Example: Your surgeon performed:

• a right-sided total ethmoidectomy (31255, Nasal/sinus endoscopy, surgical; with ethmoidectomy, total [anterior and posterior]),

a septoplasty (30520, Septoplasty or submucous resection, with or without cartilage scoring, contouring or replacement with graft),

• maxillary antrostomy (31267, (Nasal/sinus endoscopy, surgical, with maxillary antrostomy; with removal of tissue from maxillary sinus)

• with tissue removal frontal sinusotomy (31276, Nasal/sinus endoscopy, surgical with frontal sinus exploration, with or without removal of tissue from frontal sinus), and • sphenoidotomy with tissue removal (31288, Nasal/sinus endoscoy, surgical, with sphenoidotomy; with removal of tissue from sphenoid sinus).

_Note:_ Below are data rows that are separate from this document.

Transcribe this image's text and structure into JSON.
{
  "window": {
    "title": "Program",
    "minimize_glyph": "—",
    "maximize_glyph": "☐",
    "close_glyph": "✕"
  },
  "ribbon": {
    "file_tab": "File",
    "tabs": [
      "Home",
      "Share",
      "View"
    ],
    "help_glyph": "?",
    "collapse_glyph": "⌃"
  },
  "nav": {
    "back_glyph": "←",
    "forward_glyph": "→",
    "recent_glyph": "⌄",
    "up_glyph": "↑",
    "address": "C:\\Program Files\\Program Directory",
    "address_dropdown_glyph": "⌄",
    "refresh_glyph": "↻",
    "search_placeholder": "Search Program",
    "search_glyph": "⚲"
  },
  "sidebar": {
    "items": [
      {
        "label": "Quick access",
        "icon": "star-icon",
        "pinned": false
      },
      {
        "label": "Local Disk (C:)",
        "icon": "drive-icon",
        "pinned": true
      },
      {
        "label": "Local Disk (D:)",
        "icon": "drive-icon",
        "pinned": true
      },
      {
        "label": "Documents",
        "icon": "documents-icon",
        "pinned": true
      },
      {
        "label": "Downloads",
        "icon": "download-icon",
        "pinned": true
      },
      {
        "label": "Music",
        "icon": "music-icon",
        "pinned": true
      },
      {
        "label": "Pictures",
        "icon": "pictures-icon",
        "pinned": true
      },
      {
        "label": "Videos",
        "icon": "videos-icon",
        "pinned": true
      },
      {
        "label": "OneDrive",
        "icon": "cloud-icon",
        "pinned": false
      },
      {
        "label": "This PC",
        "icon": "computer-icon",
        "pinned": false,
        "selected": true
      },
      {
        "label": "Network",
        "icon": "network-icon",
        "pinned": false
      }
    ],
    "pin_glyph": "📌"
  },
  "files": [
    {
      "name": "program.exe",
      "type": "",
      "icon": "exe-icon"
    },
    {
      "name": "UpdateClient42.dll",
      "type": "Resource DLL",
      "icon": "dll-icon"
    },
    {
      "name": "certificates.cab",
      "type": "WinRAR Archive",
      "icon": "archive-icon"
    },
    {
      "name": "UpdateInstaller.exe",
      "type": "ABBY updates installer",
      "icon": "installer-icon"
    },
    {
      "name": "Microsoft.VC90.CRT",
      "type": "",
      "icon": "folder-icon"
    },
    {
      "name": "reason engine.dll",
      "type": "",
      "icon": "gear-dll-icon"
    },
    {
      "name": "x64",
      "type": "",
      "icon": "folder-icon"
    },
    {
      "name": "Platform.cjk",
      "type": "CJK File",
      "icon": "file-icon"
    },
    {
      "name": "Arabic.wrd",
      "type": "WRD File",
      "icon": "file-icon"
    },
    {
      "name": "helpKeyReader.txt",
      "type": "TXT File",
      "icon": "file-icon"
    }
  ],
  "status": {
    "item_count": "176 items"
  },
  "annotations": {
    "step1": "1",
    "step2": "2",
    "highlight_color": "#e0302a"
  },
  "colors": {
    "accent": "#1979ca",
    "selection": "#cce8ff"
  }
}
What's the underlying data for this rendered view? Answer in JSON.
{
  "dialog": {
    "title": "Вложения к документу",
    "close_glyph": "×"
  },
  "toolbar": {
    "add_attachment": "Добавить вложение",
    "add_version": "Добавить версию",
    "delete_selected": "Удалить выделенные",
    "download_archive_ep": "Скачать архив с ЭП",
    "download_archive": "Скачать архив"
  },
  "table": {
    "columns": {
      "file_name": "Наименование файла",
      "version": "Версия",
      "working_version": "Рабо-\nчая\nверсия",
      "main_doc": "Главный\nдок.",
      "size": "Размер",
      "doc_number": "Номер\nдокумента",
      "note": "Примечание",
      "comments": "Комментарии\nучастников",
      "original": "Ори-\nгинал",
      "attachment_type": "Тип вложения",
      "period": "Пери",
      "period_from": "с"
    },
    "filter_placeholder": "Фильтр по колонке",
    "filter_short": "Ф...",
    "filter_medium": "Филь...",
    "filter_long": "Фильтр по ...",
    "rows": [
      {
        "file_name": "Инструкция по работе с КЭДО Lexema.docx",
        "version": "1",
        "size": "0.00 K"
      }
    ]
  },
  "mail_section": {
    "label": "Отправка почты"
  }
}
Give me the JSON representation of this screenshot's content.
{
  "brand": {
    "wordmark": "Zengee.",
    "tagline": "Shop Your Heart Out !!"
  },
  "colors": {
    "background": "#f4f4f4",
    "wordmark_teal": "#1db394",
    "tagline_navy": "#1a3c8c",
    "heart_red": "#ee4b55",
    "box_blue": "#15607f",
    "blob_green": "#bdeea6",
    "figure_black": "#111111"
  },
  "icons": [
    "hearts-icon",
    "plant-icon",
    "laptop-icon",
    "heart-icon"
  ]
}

Note how ordering the surgeries can make a difference.This is the correct order:

CPT                    RVU             RVU with Multiple Surgery Discount

30520                15.03                 15.03

31276-51           13.69                 6.845

31255-51           10.86                 5.43

31267-51           8.57                 4.285

31288-51           7.25                3.625

TOTAL non-geo adj RVU:     35.215

If the surgery was misordered, the result could end up like this (worst case):

31288                       7.25              7.25

31276-51                  13.69            6.845

31255-51                  10.86            5.43

30520-51                15.03              7.515

31267-51                8.57                4.285

TOTAL non-geo adj RVU: 31.325

That's a loss of 3.89 RVUs. If you multiply that by the current conversion factor of $36.0666 (non-geographic adjusted), your practice would be out $140.30 it deserves -- all because you put the lowest RVU procedure first instead of the highest RVU procedure.